Here's our dummy data:

In [6]:
df4

Unnamed: 0,Date,Page,Visits
0,2023-04-01,Home,1000
1,2023-04-01,Contact,200
2,2023-04-02,Home,1200
3,2023-04-02,Contact,250


**RQ**: What is the maximum number of daily visits each page has had?

**Tip**: Splitting the data is like organizing daily visit counts by page. Applying the function is like calculating the minimum for each page group, and combining is presenting the minimums all in a table.

## Example 5: Car Sales by Brand

Here's our dummy data:

In [8]:
df5

Unnamed: 0,Brand,Model,UnitsSold
0,Ford,F-150,10000
1,Ford,Focus,8000
2,BMW,X5,5000
3,BMW,3,7000


**RQ**: What is the total number of units sold for each car brand?

**Tip**: Splitting the data is like organizing cars in a parking lot by their brand. Applying the function is like counting the number of cars for each brand, and combining is displaying the total number of cars per brand in a table.

## Example 6: Library Book Checkouts

Here's our dummy data:

In [9]:
df6

Unnamed: 0,PatronID,BookTitle,CheckoutDate
0,1,To Kill a Mockingbird,2023-04-01
1,2,The Catcher in the Rye,2023-04-01
2,1,Pride and Prejudice,2023-04-02
3,3,To Kill a Mockingbird,2023-04-03


**RQ**: What is the total number of checkouts for each book title?

**Tip**: Splitting the data is like arranging books on shelves by their title. Applying the function is like counting the number of times each book was checked out, and combining is creating a table showing the total checkouts per book title.

## Example 7: Library Events by Age Group

Here's our dummy data:

In [10]:
df7

Unnamed: 0,EventName,AgeGroup,Attendees
0,Storytime,0-5,15
1,Coding Club,6-12,20
2,Book Club,13-18,10
3,Storytime,0-5,18


**RQ**: What is the average number of attendees per event for each age group?

**Tip**: Splitting the data is like sorting event flyers into piles based on age group.

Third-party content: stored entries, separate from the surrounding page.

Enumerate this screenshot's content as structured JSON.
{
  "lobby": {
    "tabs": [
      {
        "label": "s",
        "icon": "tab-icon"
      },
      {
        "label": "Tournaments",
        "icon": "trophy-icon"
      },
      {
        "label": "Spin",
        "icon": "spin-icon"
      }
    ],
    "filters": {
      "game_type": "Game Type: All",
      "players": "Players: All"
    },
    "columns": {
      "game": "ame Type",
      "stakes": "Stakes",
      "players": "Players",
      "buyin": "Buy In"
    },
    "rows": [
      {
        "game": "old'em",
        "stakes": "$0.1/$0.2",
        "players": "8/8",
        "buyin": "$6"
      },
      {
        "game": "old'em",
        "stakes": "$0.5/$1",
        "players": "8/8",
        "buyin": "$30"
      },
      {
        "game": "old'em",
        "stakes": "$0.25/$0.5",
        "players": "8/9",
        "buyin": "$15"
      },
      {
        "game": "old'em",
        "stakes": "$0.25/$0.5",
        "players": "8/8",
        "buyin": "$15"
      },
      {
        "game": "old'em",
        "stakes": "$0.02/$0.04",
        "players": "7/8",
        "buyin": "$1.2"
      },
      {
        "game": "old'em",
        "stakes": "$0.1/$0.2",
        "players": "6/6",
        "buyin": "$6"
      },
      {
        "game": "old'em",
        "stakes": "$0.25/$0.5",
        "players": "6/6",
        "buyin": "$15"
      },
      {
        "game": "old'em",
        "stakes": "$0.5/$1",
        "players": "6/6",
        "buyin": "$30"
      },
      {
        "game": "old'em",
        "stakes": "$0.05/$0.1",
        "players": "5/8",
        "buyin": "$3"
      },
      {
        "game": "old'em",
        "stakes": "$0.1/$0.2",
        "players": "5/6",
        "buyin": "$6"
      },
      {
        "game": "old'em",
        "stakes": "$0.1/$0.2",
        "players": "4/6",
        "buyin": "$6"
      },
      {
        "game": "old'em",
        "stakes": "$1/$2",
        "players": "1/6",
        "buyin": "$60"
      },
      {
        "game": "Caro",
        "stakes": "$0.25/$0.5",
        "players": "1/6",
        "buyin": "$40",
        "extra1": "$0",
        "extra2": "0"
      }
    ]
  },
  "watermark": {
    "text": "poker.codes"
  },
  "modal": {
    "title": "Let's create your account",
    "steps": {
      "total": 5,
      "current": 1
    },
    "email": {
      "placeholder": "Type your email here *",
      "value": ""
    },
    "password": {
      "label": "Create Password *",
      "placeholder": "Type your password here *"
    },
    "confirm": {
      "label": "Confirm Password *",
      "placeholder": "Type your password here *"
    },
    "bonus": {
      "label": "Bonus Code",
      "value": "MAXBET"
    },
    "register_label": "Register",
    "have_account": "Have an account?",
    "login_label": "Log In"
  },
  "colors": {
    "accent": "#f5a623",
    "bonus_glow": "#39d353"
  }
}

Applying the function is like calculating the average number of attendees for each event in each age group, and combining is presenting the averages in a table.

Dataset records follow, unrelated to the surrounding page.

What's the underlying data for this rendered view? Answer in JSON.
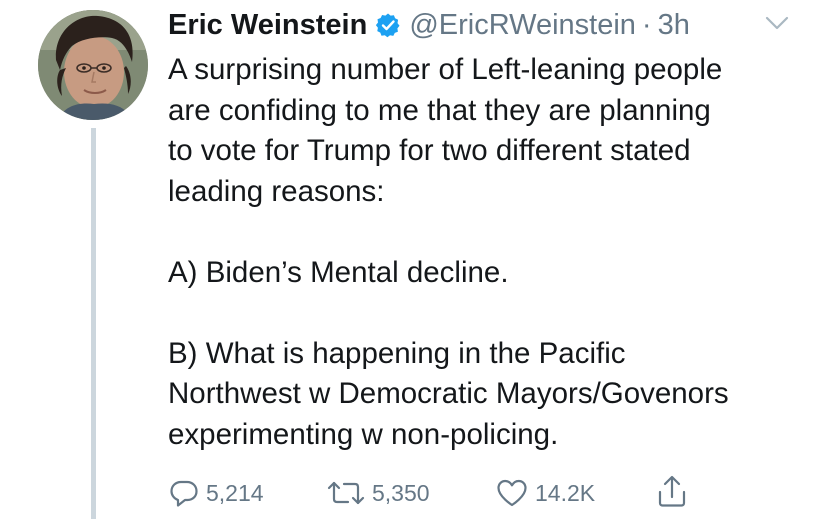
{
  "tweet": {
    "author_name": "Eric Weinstein",
    "handle": "@EricRWeinstein",
    "separator": "·",
    "time": "3h",
    "body_lines": [
      "A surprising number of Left-leaning people",
      "are confiding to me that they are planning",
      "to vote for Trump for two different stated",
      "leading reasons:",
      "",
      "A) Biden’s Mental decline.",
      "",
      "B) What is happening in the Pacific",
      "Northwest w Democratic Mayors/Govenors",
      "experimenting w non-policing."
    ]
  },
  "actions": {
    "reply_count": "5,214",
    "retweet_count": "5,350",
    "like_count": "14.2K"
  },
  "icons": {
    "verified": "verified-badge-icon",
    "caret": "chevron-down-icon",
    "reply": "reply-icon",
    "retweet": "retweet-icon",
    "like": "heart-icon",
    "share": "share-icon"
  },
  "colors": {
    "accent": "#1da1f2",
    "secondary_text": "#657786",
    "primary_text": "#14171a",
    "thread_line": "#ccd6dd"
  }
}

## Example 8: Library Patrons by Membership Type

Here's our dummy data:

In [7]:
df8

Unnamed: 0,PatronID,MembershipType,BooksCheckedOut
0,1,Adult,5
1,2,Child,3
2,3,Adult,7
3,4,Child,2


**RQ**: What is the average number of books checked out per membership type?

**Tip**: Splitting the data is like organizing library cards by membership type (e.g., Adult, Child). Applying the function is like calculating the average number of books checked out for each membership type, and combining is displaying the averages in a table.